Let’s begin with a paradigmatic “simple” strategy—a workforce placement program for youths recently released from prison. Its simplicity lies in the fact that once the program has a track record, the plan that worked for last year’s cohort is likely to work for next year’s as well. Kania and colleagues rightly observe that such programs are governed by the laws of cause and effect. They have statistically predictable outcomes for a group of participants (though not for any individual participant.)

But even in this relatively simple realm, a manager must continually monitor the organization’s performance and adapt its plan to changing external circumstances. Moreover, a simple strategy is usually the culmination of a more complex developmental process: In line with the venerable military adage that “no plan survives contact with the enemy,” the process of developing a novel service delivery program is characterized by trial and error. And as software entrepreneur Jim Manzi points out in Uncontrolled: The Surprising Payoff of Trial-and-Error for Business, Politics, and Society, efforts to replicate a successful program with different populations are also fraught with uncertainties because of myriad unknown contextual factors. In short, continuous learning and adaptation are pervasive throughout the phases of “simple” strategies.
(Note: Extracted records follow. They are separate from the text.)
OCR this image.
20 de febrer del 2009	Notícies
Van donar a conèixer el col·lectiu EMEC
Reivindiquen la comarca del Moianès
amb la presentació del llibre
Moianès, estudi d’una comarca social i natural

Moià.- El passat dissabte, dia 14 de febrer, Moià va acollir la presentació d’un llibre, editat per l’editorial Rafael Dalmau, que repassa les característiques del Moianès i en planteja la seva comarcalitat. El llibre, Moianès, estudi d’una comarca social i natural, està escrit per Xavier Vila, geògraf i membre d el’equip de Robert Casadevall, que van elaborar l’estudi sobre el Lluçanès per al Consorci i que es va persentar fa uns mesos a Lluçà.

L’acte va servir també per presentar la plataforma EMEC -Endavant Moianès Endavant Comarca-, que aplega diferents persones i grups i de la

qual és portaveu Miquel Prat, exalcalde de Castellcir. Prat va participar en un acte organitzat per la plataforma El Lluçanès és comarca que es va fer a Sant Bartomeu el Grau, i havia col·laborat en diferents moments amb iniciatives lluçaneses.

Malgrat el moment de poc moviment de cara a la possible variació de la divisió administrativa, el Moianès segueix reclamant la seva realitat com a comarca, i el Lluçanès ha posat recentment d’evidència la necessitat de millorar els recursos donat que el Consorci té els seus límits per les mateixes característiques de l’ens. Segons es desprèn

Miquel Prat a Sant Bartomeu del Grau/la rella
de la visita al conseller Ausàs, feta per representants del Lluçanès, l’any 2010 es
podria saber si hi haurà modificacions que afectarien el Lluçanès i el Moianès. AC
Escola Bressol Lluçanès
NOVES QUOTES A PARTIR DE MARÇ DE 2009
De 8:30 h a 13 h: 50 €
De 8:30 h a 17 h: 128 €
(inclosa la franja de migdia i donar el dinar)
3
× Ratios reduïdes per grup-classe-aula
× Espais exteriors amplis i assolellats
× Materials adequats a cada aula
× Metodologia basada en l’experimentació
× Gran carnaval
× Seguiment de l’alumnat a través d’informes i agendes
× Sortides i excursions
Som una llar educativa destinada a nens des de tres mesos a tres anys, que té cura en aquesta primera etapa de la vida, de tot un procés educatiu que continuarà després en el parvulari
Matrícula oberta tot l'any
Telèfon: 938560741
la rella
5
Now let’s look at a paradigmatically complex strategy—policy advocacy. In The Elusive Craft of Evaluating Advocacy, published in the summer 2011 issue of Stanford Social Innovation Review, Steve Teles and Mark Schmitt write: “It’s the nature of politics that events evolve rapidly and in a nonlinear fashion, so an effort that doesn’t seem to be working might suddenly bear fruit, or one that seemed to be on track can suddenly lose momentum. . . . What matters is whether advocates can choose the tactic appropriate to a particular conflict and adapt to the shifting moves of the opposition. . . . Successful advocacy efforts are characterized not by their ability to proceed along a predefined track, but by their capacity to adapt to changing circumstances.”
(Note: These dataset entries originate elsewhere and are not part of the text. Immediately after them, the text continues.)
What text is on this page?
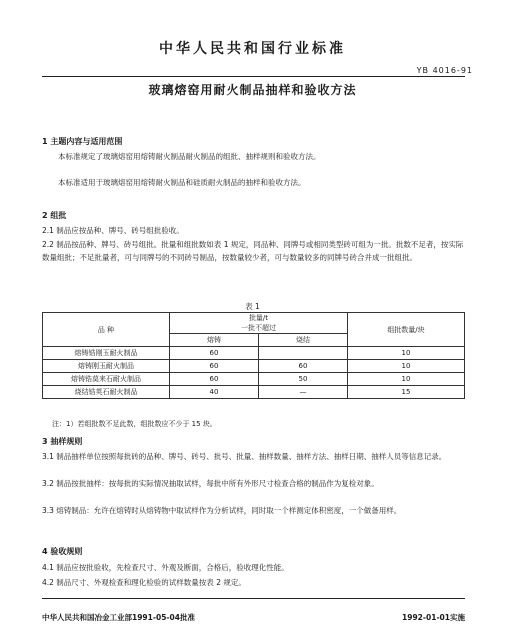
中华人民共和国行业标准
YB 4016-91
玻璃熔窑用耐火制品抽样和验收方法
1 主题内容与适用范围
本标准规定了玻璃熔窑用熔铸耐火制品耐火制品的组批、抽样规则和验收方法。
本标准适用于玻璃熔窑用熔铸耐火制品和硅质耐火制品的抽样和验收方法。
2 组批
2.1 制品应按品种、牌号、砖号组批验收。
2.2 制品按品种、牌号、砖号组批。批量和组批数如表 1 规定，同品种、同牌号或相同类型砖可组为一批。批数不足者，按实际数量组批；不足批量者，可与同牌号的不同砖号制品，按数量较少者，可与数量较多的同牌号砖合并成一批组批。
表 1
品 种	批量/t
一批不超过		组批数量/块
	熔铸	烧结	
熔铸锆刚玉耐火制品	60		10
熔铸刚玉耐火制品	60	60	10
熔铸锆莫来石耐火制品	60	50	10
烧结锆英石耐火制品	40	—	15
注：1）若组批数不足此数，组批数应不少于 15 块。
3 抽样规则
3.1 制品抽样单位按照每批砖的品种、牌号、砖号、批号、批量、抽样数量、抽样方法、抽样日期、抽样人员等信息记录。
3.2 制品按批抽样：按每批的实际情况抽取试样，每批中所有外形尺寸检查合格的制品作为复检对象。
3.3 熔铸制品：允许在熔铸时从熔铸物中取试样作为分析试样，同时取一个样测定体积密度，一个做备用样。
4 验收规则
4.1 制品应按批验收，先检查尺寸、外观及断面，合格后，验收理化性能。
4.2 制品尺寸、外观检查和理化检验的试样数量按表 2 规定。
中华人民共和国冶金工业部1991-05-04批准	1992-01-01实施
What makes advocacy strategies complex are the numerous actors and activities that may contribute to an outcome, uncertainties about causality, and strategic behavior by the various participants. Even so, at any given time a policy advocate must make estimations about causality—for example, “We should devote resources to persuading Senator Jones about the merits of our policy proposal because he has great influence with his peers; and judging by our observations, Senator Jones is most open to these arguments.

Analogously, the Rockefeller Foundation’s seeding of organizations to create the infrastructure for impact investing and the collective impact initiatives referred to by the authors require predicting how each organization in the network can contribute to solving the problem at hand. And these examples disclose another feature of many strategies to address complex problems: Even a complex overarching strategy often involves creating or supporting particular organizations; and as a matter of operational necessity, each of those organizations must have a simple and somewhat rigid strategy akin to that of the service delivery organization described above.

Kania and colleagues’ analysis reminds me of A Subway Named Mobius, a wonderful short story by A. J. Deutsch, in which the addition of one line to the Boston MTA’s already complicated system transforms it into a complex system governed by non-Euclidian geometry. Well, strategic philanthropy isn’t like that. Efforts to cordon off some area as complex take pressure off philanthropists to embrace adaptive planning and implementation across the spectrum.

I’ll conclude with a plea about language. The text box on “How to Move to an Emergent Model” revels in the jargon of virtually every problem-solving and design notion in vogue today. I wonder whether persuading foundation leaders to adopt these ideas might call for a more emergent, systems-mapping, stakeholder-analytic, sensing, cultural-framing, human-centered design, and story-telling communications strategy than the authors have employed here. At least it’s worth prototyping.